O ministro fala da relação da presidente com Lula, das mudanças no governo pós-Palocci e de corrupção


Gilberto Carvalho: "A Dilma não é lulodependente"


revistaepoca


Luiz Maklouf Carvalho

”Vinde a mim vós todos que estais cansados e oprimidos, e eu vos aliviarei.” Cristão de boa cepa – já quis até ser padre –, o ministro Gilberto Carvalho, secretário-geral da Presidência, continua com o hábito de escolher, matinalmente, o versículo do dia. O da quarta-feira, 27 de julho, era este Mateus 11, 28-30. Oprimido ele não está, mas o cansaço não dá para esconder. “Isso aqui não para”, disse logo depois de voltar de mais uma reunião “com a Dilma”. É como ele a trata, alternando com o “presidenta” quando acha mais adequado. “Eu chamo mais ela de Dilma que chamava o Lula de Lula. O Lula gostava muito que a gente o chamasse de presidente.” Aos 60 anos, o ex-seminarista, ex-sindicalista e ex-dirigente do PT quer ser ex-ministro no fim deste mandato, “se a presidenta quiser que eu fique até lá”.

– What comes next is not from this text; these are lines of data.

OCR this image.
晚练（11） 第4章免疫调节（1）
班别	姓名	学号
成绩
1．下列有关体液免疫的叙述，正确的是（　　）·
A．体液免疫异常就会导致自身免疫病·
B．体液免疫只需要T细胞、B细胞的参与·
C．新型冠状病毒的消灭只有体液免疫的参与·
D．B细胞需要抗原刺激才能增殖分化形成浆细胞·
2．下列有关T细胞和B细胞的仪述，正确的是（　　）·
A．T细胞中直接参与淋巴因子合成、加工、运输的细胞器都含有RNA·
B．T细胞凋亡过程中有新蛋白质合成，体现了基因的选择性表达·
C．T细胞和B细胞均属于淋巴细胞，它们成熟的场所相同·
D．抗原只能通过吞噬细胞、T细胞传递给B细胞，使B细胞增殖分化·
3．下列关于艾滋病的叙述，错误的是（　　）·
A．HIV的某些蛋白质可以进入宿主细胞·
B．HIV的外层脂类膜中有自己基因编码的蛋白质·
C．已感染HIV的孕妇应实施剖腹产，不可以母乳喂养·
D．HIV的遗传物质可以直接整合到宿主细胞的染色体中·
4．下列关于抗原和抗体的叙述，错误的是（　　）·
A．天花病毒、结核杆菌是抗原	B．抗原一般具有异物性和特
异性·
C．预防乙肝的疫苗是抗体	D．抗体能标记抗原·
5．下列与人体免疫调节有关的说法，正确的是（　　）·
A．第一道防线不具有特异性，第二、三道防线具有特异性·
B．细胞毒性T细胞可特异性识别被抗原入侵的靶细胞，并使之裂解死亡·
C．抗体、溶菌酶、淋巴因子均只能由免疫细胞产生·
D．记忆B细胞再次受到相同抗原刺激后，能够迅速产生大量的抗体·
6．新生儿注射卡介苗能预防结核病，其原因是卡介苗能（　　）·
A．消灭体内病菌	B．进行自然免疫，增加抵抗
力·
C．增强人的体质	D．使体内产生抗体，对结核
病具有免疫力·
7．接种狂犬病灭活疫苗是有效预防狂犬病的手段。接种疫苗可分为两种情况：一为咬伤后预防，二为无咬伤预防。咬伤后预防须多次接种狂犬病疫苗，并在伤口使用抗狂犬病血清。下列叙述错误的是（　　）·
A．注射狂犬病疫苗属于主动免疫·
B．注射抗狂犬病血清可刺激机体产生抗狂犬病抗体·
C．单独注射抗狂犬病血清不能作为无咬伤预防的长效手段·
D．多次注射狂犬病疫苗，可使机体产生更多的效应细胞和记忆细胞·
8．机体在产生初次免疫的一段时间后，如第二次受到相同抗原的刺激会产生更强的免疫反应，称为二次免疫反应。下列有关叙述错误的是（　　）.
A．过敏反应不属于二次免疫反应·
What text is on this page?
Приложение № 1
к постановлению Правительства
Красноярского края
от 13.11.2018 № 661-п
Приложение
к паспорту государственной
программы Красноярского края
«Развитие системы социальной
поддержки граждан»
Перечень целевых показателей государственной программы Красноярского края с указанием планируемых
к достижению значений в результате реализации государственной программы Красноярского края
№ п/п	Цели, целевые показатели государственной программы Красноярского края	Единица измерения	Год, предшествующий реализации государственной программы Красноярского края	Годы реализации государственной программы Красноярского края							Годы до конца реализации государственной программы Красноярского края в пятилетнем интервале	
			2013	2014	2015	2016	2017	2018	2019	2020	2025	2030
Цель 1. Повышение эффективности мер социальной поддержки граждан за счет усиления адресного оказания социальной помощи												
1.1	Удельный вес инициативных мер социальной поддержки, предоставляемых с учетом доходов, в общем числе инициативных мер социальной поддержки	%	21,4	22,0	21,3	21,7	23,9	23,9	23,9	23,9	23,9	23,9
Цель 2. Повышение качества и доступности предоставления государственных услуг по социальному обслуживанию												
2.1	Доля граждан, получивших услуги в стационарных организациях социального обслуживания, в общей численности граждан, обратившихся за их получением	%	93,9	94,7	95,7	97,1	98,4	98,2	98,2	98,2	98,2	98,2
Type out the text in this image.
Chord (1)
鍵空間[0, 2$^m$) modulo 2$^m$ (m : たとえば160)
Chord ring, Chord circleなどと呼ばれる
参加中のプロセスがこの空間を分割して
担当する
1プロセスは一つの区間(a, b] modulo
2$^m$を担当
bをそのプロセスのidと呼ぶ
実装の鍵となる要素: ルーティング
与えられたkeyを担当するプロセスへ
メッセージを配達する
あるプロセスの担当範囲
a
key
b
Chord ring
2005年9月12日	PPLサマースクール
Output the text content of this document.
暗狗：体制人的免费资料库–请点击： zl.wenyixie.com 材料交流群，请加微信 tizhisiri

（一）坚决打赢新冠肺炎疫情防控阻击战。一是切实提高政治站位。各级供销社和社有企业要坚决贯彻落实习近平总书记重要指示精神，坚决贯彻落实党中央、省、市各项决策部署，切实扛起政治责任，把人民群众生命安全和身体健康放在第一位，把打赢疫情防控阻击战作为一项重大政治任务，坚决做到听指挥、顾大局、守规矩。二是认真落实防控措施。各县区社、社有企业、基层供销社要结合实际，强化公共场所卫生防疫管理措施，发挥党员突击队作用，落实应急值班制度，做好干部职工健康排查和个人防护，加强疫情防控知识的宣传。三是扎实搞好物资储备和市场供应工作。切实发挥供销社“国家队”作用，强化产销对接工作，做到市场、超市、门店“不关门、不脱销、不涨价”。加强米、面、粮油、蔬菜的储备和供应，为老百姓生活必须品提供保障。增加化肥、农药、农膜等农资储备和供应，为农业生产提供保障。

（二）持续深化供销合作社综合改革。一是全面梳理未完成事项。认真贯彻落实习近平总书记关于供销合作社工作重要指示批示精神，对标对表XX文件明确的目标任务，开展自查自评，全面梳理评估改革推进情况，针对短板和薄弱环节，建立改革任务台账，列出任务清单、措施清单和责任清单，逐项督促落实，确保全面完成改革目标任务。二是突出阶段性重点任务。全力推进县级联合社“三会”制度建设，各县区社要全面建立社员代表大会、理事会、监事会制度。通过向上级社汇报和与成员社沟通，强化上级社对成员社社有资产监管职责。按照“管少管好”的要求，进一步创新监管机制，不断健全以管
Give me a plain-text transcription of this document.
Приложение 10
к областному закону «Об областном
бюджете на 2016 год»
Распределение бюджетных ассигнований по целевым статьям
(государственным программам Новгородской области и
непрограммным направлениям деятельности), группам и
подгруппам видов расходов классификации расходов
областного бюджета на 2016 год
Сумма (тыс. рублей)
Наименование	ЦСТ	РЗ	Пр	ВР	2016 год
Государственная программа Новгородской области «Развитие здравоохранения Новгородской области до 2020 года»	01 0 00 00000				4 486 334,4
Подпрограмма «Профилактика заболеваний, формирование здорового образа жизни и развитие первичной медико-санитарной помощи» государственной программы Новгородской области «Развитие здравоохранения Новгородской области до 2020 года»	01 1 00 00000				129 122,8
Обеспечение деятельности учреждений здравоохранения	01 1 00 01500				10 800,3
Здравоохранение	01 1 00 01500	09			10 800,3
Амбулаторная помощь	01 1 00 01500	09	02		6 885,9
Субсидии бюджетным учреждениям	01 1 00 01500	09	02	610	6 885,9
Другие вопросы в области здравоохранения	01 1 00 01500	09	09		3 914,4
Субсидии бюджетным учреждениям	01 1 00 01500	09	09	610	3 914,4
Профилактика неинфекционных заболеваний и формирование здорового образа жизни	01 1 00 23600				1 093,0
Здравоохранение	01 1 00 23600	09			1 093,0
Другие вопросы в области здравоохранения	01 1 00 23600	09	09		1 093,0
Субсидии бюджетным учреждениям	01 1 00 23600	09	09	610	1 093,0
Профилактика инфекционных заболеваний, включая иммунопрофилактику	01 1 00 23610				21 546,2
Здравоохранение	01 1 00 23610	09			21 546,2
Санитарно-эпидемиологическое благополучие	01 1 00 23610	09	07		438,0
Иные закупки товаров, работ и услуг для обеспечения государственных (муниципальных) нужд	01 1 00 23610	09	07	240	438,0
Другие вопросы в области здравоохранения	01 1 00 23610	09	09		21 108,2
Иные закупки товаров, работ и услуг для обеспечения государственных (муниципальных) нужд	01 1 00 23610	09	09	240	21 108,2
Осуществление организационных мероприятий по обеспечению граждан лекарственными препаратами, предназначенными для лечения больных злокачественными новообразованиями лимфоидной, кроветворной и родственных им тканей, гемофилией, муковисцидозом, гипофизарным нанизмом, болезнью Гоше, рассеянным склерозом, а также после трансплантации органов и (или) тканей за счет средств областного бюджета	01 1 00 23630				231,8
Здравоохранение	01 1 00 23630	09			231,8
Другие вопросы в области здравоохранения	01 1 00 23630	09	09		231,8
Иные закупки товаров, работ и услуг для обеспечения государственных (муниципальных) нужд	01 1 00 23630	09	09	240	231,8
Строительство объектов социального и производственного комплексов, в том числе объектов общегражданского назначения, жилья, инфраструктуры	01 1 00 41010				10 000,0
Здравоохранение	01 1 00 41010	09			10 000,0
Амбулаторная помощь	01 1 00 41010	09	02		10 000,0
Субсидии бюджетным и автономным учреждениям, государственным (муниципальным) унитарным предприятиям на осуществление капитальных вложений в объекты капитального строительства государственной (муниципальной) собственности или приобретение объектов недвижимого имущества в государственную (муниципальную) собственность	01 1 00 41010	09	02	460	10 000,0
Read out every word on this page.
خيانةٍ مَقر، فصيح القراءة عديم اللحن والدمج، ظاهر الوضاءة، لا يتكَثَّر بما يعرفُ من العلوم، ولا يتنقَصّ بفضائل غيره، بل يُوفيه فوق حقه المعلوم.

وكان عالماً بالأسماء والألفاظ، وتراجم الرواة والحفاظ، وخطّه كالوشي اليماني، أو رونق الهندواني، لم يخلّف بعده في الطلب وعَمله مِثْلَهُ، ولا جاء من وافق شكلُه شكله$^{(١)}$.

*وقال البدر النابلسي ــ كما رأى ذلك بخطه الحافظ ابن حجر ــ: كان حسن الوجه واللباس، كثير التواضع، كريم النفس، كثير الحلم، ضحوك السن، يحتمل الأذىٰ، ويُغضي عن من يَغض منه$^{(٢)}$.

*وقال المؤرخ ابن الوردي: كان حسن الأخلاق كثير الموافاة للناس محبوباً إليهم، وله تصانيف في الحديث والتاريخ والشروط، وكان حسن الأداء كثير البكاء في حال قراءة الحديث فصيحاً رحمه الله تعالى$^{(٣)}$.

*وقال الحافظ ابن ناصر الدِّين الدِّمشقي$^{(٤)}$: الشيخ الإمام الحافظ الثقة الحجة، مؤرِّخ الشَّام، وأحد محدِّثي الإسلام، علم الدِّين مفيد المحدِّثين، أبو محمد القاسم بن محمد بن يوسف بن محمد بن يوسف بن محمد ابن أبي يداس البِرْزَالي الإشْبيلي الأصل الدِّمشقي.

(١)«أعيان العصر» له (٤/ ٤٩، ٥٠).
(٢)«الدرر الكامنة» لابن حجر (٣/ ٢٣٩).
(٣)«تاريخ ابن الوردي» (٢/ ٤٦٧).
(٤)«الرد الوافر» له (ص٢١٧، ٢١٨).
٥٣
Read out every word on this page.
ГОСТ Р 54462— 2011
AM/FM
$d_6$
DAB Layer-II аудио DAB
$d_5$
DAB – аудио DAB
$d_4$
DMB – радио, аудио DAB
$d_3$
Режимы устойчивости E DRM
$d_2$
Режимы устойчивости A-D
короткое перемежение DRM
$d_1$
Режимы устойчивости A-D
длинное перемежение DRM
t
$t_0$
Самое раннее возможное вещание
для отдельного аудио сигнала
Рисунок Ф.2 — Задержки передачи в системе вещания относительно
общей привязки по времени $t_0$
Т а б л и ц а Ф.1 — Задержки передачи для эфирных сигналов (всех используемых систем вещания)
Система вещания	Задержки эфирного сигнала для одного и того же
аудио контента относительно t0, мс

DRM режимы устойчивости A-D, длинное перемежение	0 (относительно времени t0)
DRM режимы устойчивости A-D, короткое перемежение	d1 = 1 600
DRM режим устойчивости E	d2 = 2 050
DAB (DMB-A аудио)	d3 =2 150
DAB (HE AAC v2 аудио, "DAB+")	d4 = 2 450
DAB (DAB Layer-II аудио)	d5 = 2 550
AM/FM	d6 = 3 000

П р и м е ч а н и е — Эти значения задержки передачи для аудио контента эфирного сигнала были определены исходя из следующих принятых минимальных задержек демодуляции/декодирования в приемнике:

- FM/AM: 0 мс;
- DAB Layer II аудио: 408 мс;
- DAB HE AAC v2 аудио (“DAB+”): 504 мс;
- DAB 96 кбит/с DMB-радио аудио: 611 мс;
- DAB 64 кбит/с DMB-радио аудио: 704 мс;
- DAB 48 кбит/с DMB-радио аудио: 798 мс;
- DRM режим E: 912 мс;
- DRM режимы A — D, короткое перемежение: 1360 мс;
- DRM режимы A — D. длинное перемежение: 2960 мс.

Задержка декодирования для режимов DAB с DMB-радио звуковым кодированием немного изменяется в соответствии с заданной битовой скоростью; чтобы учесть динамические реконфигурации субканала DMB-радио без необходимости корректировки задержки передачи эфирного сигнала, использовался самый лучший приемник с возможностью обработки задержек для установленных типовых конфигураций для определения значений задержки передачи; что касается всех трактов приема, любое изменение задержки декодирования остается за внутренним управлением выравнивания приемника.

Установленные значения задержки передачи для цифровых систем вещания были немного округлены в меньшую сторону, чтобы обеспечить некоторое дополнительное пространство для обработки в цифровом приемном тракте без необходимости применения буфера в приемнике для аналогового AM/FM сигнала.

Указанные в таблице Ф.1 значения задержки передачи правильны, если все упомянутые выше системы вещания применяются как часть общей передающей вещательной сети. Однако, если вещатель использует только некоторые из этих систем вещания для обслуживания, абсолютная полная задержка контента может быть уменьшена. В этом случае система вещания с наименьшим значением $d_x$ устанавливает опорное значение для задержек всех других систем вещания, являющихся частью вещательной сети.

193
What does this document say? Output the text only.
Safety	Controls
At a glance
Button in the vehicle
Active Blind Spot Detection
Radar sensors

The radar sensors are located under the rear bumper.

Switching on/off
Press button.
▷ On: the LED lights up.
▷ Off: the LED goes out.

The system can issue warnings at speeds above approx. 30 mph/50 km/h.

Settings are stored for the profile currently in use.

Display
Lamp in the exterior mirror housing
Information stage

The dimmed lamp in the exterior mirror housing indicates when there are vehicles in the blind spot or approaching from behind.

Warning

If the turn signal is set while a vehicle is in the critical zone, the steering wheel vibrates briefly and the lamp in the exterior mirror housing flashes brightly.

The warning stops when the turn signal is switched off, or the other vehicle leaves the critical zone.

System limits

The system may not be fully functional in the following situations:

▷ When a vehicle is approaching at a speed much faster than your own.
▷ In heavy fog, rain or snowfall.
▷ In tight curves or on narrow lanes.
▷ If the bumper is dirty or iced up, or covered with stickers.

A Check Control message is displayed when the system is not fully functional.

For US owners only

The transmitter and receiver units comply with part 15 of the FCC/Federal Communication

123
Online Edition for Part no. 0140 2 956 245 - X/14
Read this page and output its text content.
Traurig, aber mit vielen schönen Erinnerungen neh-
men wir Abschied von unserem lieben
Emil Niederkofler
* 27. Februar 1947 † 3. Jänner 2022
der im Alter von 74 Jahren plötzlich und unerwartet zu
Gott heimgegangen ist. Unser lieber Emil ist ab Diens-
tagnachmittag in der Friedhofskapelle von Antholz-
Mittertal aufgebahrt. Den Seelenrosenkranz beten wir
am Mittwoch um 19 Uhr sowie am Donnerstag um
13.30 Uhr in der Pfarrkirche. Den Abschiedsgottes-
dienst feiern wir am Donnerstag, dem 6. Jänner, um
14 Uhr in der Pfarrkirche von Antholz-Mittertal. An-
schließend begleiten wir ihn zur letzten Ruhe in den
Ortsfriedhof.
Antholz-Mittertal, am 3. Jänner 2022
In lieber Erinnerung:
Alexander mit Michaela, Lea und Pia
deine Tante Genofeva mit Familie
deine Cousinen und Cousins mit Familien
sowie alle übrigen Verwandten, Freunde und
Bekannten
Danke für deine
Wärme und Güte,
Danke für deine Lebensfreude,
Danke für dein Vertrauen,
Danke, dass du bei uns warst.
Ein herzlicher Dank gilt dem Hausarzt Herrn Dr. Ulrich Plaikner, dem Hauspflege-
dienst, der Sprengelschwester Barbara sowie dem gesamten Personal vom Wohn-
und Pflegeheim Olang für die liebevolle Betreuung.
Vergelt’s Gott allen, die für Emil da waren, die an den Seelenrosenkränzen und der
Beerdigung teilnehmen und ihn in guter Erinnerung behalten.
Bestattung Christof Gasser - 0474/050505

ENTREVISTA - GILBERTO CARVALHO

Igo estrela/ÉPOCA QUEM É
Secretário-geral da Presidência da República e ex-chefe de gabinete do ex-presidente Luiz Inácio Lula da Silva


O QUE FEZ
Quadro histórico do PT, já foi dirigente do partido, sindicalista e seminarista. Atuou também na prefeitura de Santo André, no ABC paulista

ÉPOCA – Qual é a formulação que o senhor prefere: “o ministro Gilberto é um homem do ex-presidente Lula” ou “um homem da presidente Dilma”?
Gilberto Carvalho –
O Gilberto é um homem da dona Geracy, minha mãe. Não sou homem do Lula nem da Dilma. Tenho de fato uma intimidade com o Lula, que me honra muito. É um dado da minha vida e agradeço a Deus por ele. Mas não faço disso uma herança, e isso não me faz nem um pouco mais importante. E muito menos faz me sentir com qualquer outro tipo de poder no governo. A relação da Dilma comigo não passa por isso. Passa pela confiança e pelo desempenho que eu tenha ou deixe de ter.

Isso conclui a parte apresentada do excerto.